Your post represents that other post type I hate to reply although I know that sometimes I have to, posts from members who go somewhat beyond their knowledge level, thinking the instructions or a told procedures fail, interrupting told chronological flow of actions they are told to follow, when in fact the mistakes done are mostly those by the user.
Do not take this too personally. I feel responsible for my few tutorials, I feel that I have to reply even when I might be forced to formulate my reply so that my good intentions, positive motives and willingness to assist is taken by the OP as an insult.
OK, let's start. First, when Sysprep is run it is kind of "mini repair install". It forces Windows to go through so called OOBE mode, also known as Welcome Mode. IF you have any issues with user profile service, Sysprep in most cases fixes it forcing Windows to set itself up again.
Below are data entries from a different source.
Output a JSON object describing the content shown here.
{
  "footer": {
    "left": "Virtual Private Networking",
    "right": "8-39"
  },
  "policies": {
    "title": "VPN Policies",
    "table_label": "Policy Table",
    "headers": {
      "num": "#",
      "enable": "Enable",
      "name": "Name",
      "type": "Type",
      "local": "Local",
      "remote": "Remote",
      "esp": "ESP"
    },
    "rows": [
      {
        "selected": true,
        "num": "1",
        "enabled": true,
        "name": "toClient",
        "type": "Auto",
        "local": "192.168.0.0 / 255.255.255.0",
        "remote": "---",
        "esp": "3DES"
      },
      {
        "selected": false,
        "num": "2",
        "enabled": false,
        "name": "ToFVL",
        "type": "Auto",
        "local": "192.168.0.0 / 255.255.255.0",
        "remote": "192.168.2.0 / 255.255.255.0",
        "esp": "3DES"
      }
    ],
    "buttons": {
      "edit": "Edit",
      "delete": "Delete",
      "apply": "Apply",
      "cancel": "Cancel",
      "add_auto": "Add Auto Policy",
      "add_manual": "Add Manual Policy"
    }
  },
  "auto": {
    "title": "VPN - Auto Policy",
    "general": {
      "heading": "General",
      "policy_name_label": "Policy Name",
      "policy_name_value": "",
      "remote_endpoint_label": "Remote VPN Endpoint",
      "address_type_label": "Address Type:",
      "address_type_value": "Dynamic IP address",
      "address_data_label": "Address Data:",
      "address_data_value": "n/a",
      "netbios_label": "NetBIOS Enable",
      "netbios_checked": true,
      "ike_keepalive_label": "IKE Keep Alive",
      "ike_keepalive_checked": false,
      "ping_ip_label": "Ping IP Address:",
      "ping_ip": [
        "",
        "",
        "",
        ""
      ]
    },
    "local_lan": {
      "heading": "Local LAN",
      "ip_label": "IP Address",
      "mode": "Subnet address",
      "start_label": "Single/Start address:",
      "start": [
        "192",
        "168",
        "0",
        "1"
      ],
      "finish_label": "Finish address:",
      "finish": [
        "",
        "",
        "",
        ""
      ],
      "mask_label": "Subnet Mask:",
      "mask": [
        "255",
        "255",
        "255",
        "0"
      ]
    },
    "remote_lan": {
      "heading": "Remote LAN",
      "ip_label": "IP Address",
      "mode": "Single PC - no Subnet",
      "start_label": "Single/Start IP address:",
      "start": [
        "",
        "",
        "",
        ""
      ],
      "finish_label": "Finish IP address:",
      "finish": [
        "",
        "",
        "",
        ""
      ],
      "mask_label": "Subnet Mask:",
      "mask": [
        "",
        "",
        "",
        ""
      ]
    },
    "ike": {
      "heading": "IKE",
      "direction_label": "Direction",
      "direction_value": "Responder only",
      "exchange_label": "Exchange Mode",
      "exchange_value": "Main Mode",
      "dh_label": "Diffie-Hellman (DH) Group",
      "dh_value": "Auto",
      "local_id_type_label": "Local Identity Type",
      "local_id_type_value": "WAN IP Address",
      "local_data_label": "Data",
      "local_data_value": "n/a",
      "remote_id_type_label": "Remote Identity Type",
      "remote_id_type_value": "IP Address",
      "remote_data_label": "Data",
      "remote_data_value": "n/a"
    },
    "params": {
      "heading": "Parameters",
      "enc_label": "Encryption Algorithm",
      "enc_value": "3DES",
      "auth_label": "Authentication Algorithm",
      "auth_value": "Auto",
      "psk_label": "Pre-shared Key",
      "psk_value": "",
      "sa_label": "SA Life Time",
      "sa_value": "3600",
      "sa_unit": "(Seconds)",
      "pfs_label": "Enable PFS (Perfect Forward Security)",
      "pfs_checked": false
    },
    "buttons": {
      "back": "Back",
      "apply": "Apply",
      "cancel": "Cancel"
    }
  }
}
Second, deactivating a user account is never an issue; as long as you can boot to Windows you can always reactivate it.
Third, in no way does this tutorial or embedded videos tell to do anything else when signed in with built-in admin than deactivate existing user accounts and run Sysprep. I just can't get it, why didn't you simply follow the instructions when you managed to sign in to built-in admin?
Fourth, when failed to sign in to built-in admin first time, how long did you wait? I've timed that quite often, on mid level i5 Asus laptop it could for instance take up to seven minutes when the built-in admin account has been activated and signed in first time. Most of that time you'll only see a black screen.
Did you really wait long enough, or did you do something not too clever which might cause corruption like forcing your computer to restart with hard reset, not patient enough to wait a minute or two more? Were you absolutely sure that signing in was not going to work?
I could go on but I think I already said the important stuff.
My sincere, profoundly honest recommendation to you is to forget this procedure. Let your Users folder stay on C: drive.